Reduce dplyr.so size

Hi All,

I'm running dplyr on AWS Lambda (via rpy2), so installing it on an amazon ec2 linux instance via install.packages and then packaging into something that works with AWS Lambda. Something similar to https://github.com/nafiux/portableR

The compiled dplyr.so is about 33MB however - which (along with all the other large R shared object and rdb files) starts to cause problems with uploading the package to AWS (though there are ways around this using S3 upload - but would like to avoid if possible). For reference (and i'm not trying to solve these here), libRblas.so is also about 33MB and stringi.so & its icudt55l.dat (which are used by lurbridate i believe via stringr) are ~50MB combined

Are there any configure.args options that can help to reduce the overall dplyr.so size? (eg presumably debug is already stripped, what about using dynamic linking instead of static? - or disabling uncommon functionality that am unlikely to use (plotting/pdf/image output))

thanks

roger

1 Like

I'm having similar issues.

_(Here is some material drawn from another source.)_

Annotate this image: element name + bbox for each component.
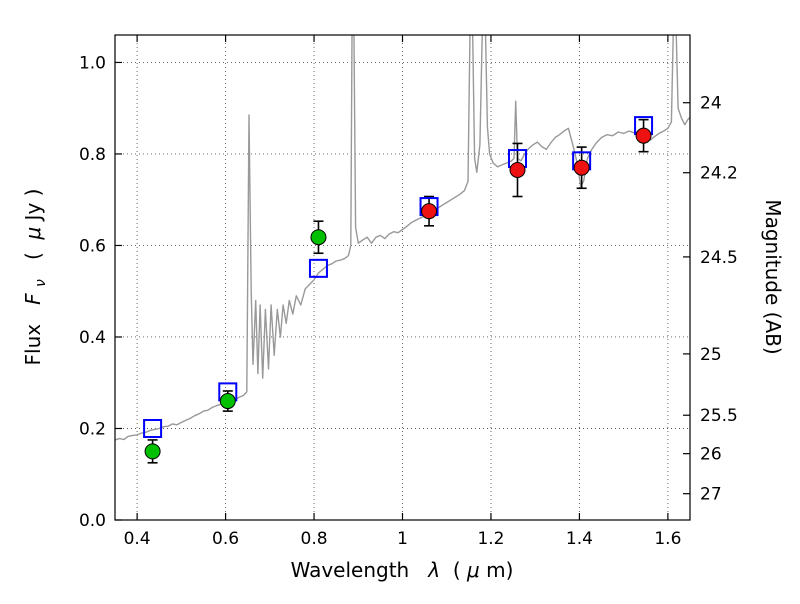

We're trying to use AWS Lambda to schedule ETL's from our cloud software into AWS S3. We have not been able to get the Lambda running yet because our build is too large to fit in the 250 MB of allocated space. We'd like a way to only install specific functions of each library since we only use a few, but we found another potential solution - http://dirk.eddelbuettel.com/blog/2017/08/20/#010_stripping_shared_libraries. I'll come back on this thread if and when we're able to solve our issue.